On Friday the U.S. Department of Justice reported that a former University of Arkansas professor pleaded guilty to making a false statement to the FBI about his inventions that were patented with the communist Chinese government.
The DOJ also said the former professor failed to tell the U of A about a conflict of interest he had in regards to the Chinese government.
In its statement, the DOJ said,
Simon Saw-Teong Ang, 64, of Fayetteville, entered a guilty plea to count 58 on a superseding indictment charging him with making a materially false and fictitious, statement and representation to an FBI Special Agent. According to court documents, 24 patents filed in the People’s Republic of China bear Ang’s name or Chinese birth name. The University of Arkansas, where Ang worked as a professor, required individuals such as Ang to promptly furnish to the University “full and complete” disclosures of inventions, and University policy provided that it, not individual inventors, would own all inventions created by those subject to the policy. This policy was established “in furtherance of the commitment of the University to the widest possible distribution of the benefits of University Research, the protection of Inventions resulting from such research, and the development of Inventions for the public good.”
Despite this requirement, Ang did not disclose his Chinese patents to the university and, when interviewed by an FBI agent, lied about his involvement in the inventions. Specifically, when asked whether his name would be listed as “the inventor” of numerous patents in China, Ang denied being the inventor, despite knowing he was. In addition, Ang also received numerous talent awards from the PRC [People’s Republic of China] government, which he did not list on the university’s annual conflict of interest disclosure forms.
The FBI arrested Ang in May of 2020.
At the time, the DOJ alleged that “Ang had close ties with the Chinese government and Chinese companies, and failed to disclose those ties when required to do so in order to receive grant money from NASA.” Following his arrest, U.S. Sen. Tom Cotton (R – AR) issued a statement elaborating on China’s espionage campaigns in America and calling Ang a spy.
This latest news comes as officials have shown increased concern about China’s influence at the local level and on the nation’s academic institutions.

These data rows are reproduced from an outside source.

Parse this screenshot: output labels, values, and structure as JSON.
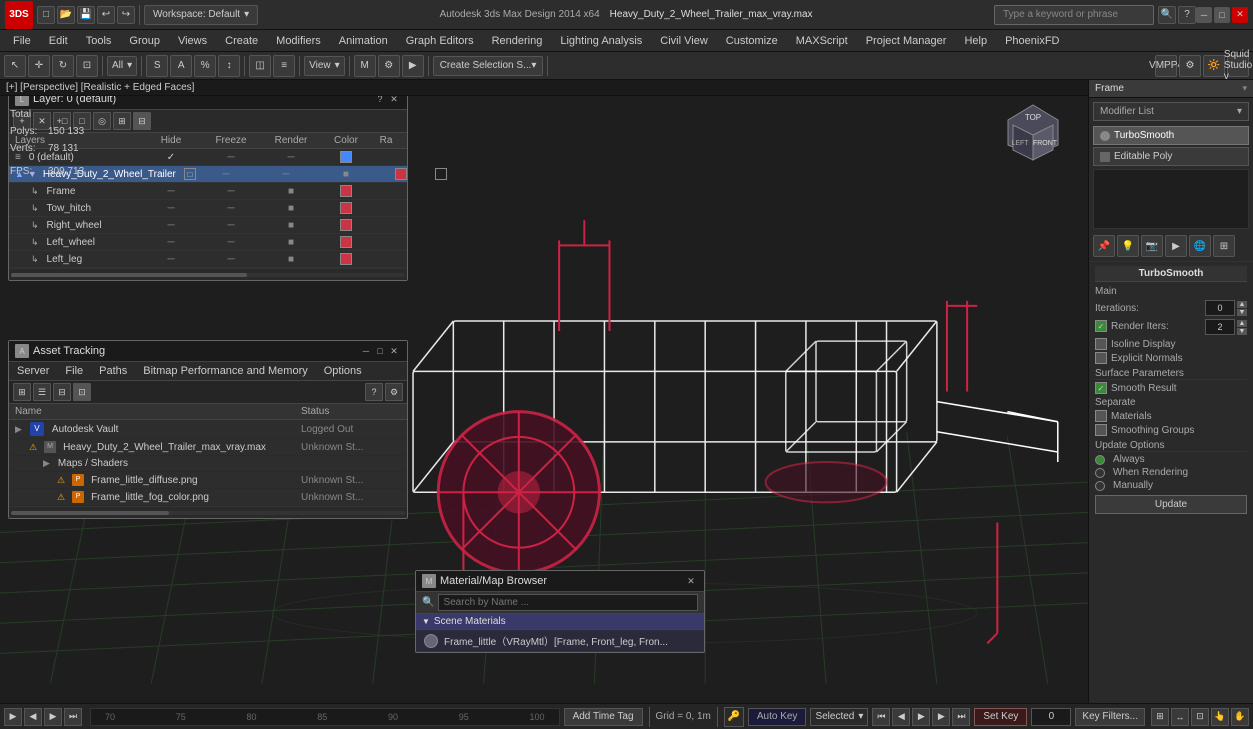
{
  "titlebar": {
    "logo": "3DS",
    "workspace": "Workspace: Default",
    "filename": "Autodesk 3ds Max Design 2014 x64",
    "openfile": "Heavy_Duty_2_Wheel_Trailer_max_vray.max",
    "search_placeholder": "Type a keyword or phrase",
    "win_min": "─",
    "win_max": "□",
    "win_close": "✕"
  },
  "menubar": {
    "items": [
      "File",
      "Edit",
      "Tools",
      "Group",
      "Views",
      "Create",
      "Modifiers",
      "Animation",
      "Graph Editors",
      "Rendering",
      "Lighting Analysis",
      "Civil View",
      "Customize",
      "MAXScript",
      "Project Manager",
      "Help",
      "PhoenixFD"
    ]
  },
  "toolbar": {
    "mode_label": "All",
    "view_label": "View",
    "selection_label": "Create Selection S..."
  },
  "viewport": {
    "header": "[+] [Perspective] [Realistic + Edged Faces]",
    "stats_total": "Total",
    "stats_polys": "Polys:",
    "stats_polys_val": "150 133",
    "stats_verts": "Verts:",
    "stats_verts_val": "78 131",
    "stats_fps": "FPS:",
    "stats_fps_val": "309,713"
  },
  "layer_panel": {
    "title": "Layer: 0 (default)",
    "help": "?",
    "close": "✕",
    "columns": [
      "Layers",
      "Hide",
      "Freeze",
      "Render",
      "Color",
      "Ra"
    ],
    "rows": [
      {
        "name": "0 (default)",
        "indent": false,
        "check": true,
        "hide": "─",
        "freeze": "─",
        "render": "─",
        "color": "#4488ff",
        "ra": ""
      },
      {
        "name": "Heavy_Duty_2_Wheel_Trailer",
        "indent": false,
        "check": false,
        "hide": "─",
        "freeze": "─",
        "render": "■",
        "color": "#cc3344",
        "ra": "□"
      },
      {
        "name": "Frame",
        "indent": true,
        "check": false,
        "hide": "─",
        "freeze": "─",
        "render": "■",
        "color": "#cc3344",
        "ra": ""
      },
      {
        "name": "Tow_hitch",
        "indent": true,
        "check": false,
        "hide": "─",
        "freeze": "─",
        "render": "■",
        "color": "#cc3344",
        "ra": ""
      },
      {
        "name": "Right_wheel",
        "indent": true,
        "check": false,
        "hide": "─",
        "freeze": "─",
        "render": "■",
        "color": "#cc3344",
        "ra": ""
      },
      {
        "name": "Left_wheel",
        "indent": true,
        "check": false,
        "hide": "─",
        "freeze": "─",
        "render": "■",
        "color": "#cc3344",
        "ra": ""
      },
      {
        "name": "Left_leg",
        "indent": true,
        "check": false,
        "hide": "─",
        "freeze": "─",
        "render": "■",
        "color": "#cc3344",
        "ra": ""
      }
    ]
  },
  "asset_panel": {
    "title": "Asset Tracking",
    "min": "─",
    "max": "□",
    "close": "✕",
    "menu": [
      "Server",
      "File",
      "Paths",
      "Bitmap Performance and Memory",
      "Options"
    ],
    "columns": [
      "Name",
      "Status"
    ],
    "rows": [
      {
        "name": "Autodesk Vault",
        "type": "vault",
        "status": "Logged Out",
        "indent": 0
      },
      {
        "name": "Heavy_Duty_2_Wheel_Trailer_max_vray.max",
        "type": "warning",
        "status": "Unknown St...",
        "indent": 1
      },
      {
        "name": "Maps / Shaders",
        "type": "folder",
        "status": "",
        "indent": 2
      },
      {
        "name": "Frame_little_diffuse.png",
        "type": "image",
        "status": "Unknown St...",
        "indent": 3
      },
      {
        "name": "Frame_little_fog_color.png",
        "type": "image",
        "status": "Unknown St...",
        "indent": 3
      }
    ]
  },
  "material_panel": {
    "title": "Material/Map Browser",
    "close": "✕",
    "search_placeholder": "Search by Name ...",
    "scene_materials_label": "Scene Materials",
    "mat_item": "Frame_little（VRayMtl）[Frame, Front_leg, Fron..."
  },
  "right_panel": {
    "frame_label": "Frame",
    "modifier_list_label": "Modifier List",
    "modifiers": [
      {
        "name": "TurboSmooth",
        "selected": true
      },
      {
        "name": "Editable Poly",
        "selected": false
      }
    ],
    "turbosmooth": {
      "title": "TurboSmooth",
      "main_label": "Main",
      "iterations_label": "Iterations:",
      "iterations_val": "0",
      "render_iters_label": "Render Iters:",
      "render_iters_val": "2",
      "render_iters_checked": true,
      "isoline_label": "Isoline Display",
      "explicit_label": "Explicit Normals",
      "surface_label": "Surface Parameters",
      "smooth_label": "Smooth Result",
      "smooth_checked": true,
      "separate_label": "Separate",
      "materials_label": "Materials",
      "materials_checked": false,
      "smoothing_label": "Smoothing Groups",
      "smoothing_checked": false,
      "update_label": "Update Options",
      "always_label": "Always",
      "always_checked": true,
      "when_rendering_label": "When Rendering",
      "when_rendering_checked": false,
      "manually_label": "Manually",
      "manually_checked": false,
      "update_btn": "Update"
    }
  },
  "statusbar": {
    "grid_label": "Grid = 0, 1m",
    "auto_key_label": "Auto Key",
    "selected_label": "Selected",
    "set_key_label": "Set Key",
    "key_filters_label": "Key Filters...",
    "frame_val": "0"
  },
  "timeline": {
    "markers": [
      "70",
      "75",
      "80",
      "85",
      "90",
      "95",
      "100"
    ]
  },
  "colors": {
    "accent_red": "#cc3344",
    "accent_blue": "#4488ff",
    "bg_dark": "#1a1a1a",
    "bg_panel": "#2d2d2d",
    "bg_toolbar": "#2a2a2a"
  }
}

Last year the U.S. Senate passed a measure intended to clamp down on Chinese propaganda on America’s college campuses.
In July of 2020 FBI Director Christopher Wray gave a report on the threat China poses, saying, “If you are an American adult, it is more likely than not that China has stolen your personal data.”
And earlier this month U.S. Sen. Cotton sent a letter to state and county officials warning them, “I have good reason to believe that the Chinese Communist Party may seek to enlist state and local officials to influence my actions in Congress.”
As we have said before, China appears committed to subverting the United States — possibly at the state and local levels in Arkansas.